Soren Kierkegaard, the nineteenth-century theologian and philosopher, once told the story of a prince who had fallen in love with a peasant girl. This prince knew that if he presented himself to her with all of his royal trappings, she would be overawed by him. His power and majesty would render her incapable of freely choosing to love him. Knowing this, the prince took off his royal garments, set aside his crown, and dressed himself as a peasant. He became a peasant in her eyes, so that in this guise she could choose to love him or not, for his own sake.

So it was with God at that first Christmas. If He had not been willing to put His power "on hold," loving Him would be impossible. We would not have the freedom needed to choose love if our God powerfully controlled everything. If all that we thought and did was under the control of His power, then love, freely given, would not be possible.

Sociologists who have studied personal relationships have long known that power and love cannot be simultaneously expressed. In any relationship, they point out, the person who has the most power is the one expressing the least love. Consider a married couple in which the wife loves her husband intensely, but he could not care less about continuing the marriage. Which of them has the most power? He does, of course. Her love has made her vulnerable to being exploited. Love does that! That is why Fredrick Nietzsche, the father of modern atheistic existentialism, sneered at love as he exalted "the will to power."

The good news is that 2,000 years ago, our God showed us His love by emptying Himself of power and coming into the world as a vulnerable infant child. The scandalous declaration of Christians is that the Bethlehem child is none other than the creator God, having become one of us. There is no greater love than this!

Sometimes it is hard to want a God who, for love, gives up His power. There are situations in which we might prefer a God with limitless power. When cancer strikes, or when evil enemies threaten, most of us, like the Psalmist, want a God who uses His power to provide deliverance and make things right.

But we can't have it both ways. Either we have a God who exercises limitless power or a God who limits His power so that love might live in His heart and in ours. God is love! That love has made Him vulnerable. We see that in the life of Jesus. That vulnerability was made brilliantly clear on Calvary. The Bible says that on the cross "God was in Christ, reconciling the world unto Himself." On the cross we see how far God's love will go. He was willing to die an agonizing death rather than have those He loves endure harsh condemnation.
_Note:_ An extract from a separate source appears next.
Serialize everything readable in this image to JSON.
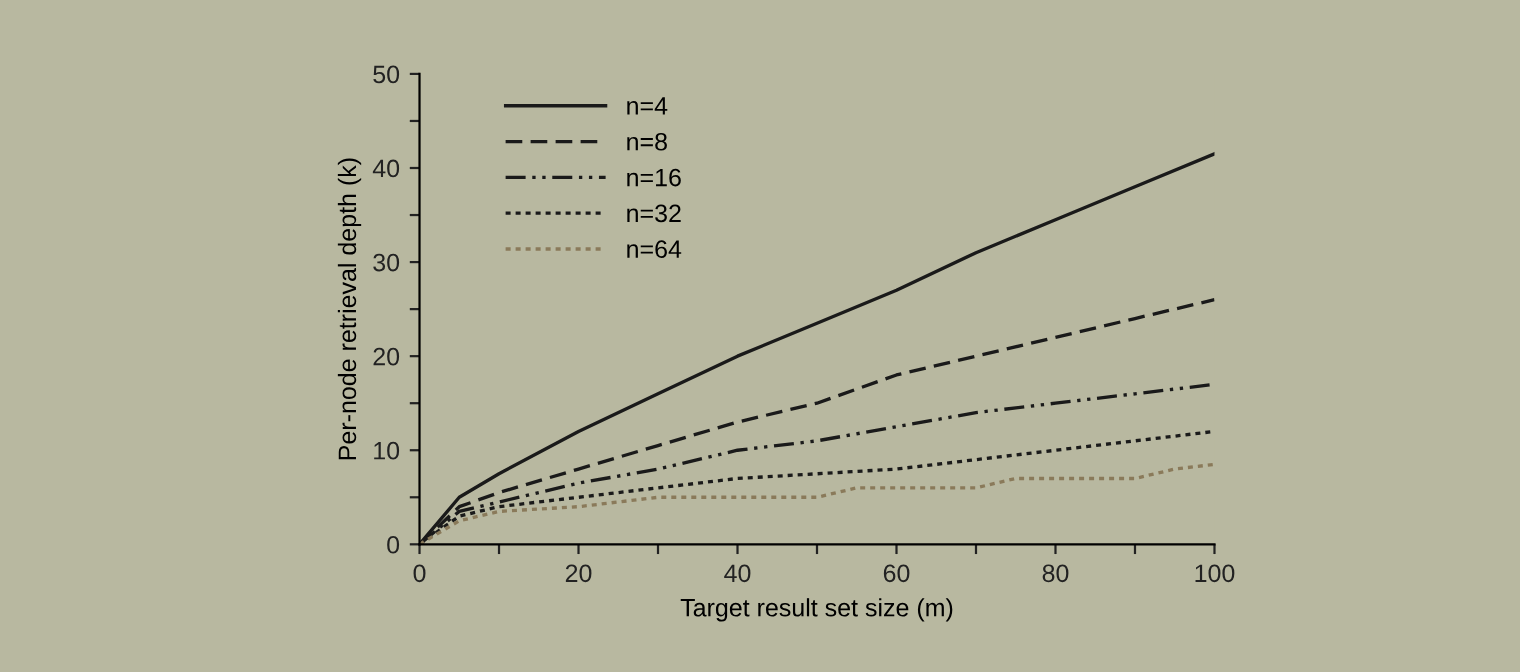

From Bethlehem to Calvary, we learn that God is not a condemning God, but a friend to sinners. In Scripture we read, "There is therefore no condemnation to those who are in Christ Jesus." This Christmas, be thankful for the God who comes to us in weakness because He loves; a God who annihilates any belief that He is a harsh and vindictive deity. His coming to us in Jesus is all the proof we need that in His love He wills peace on earth and good will for us all.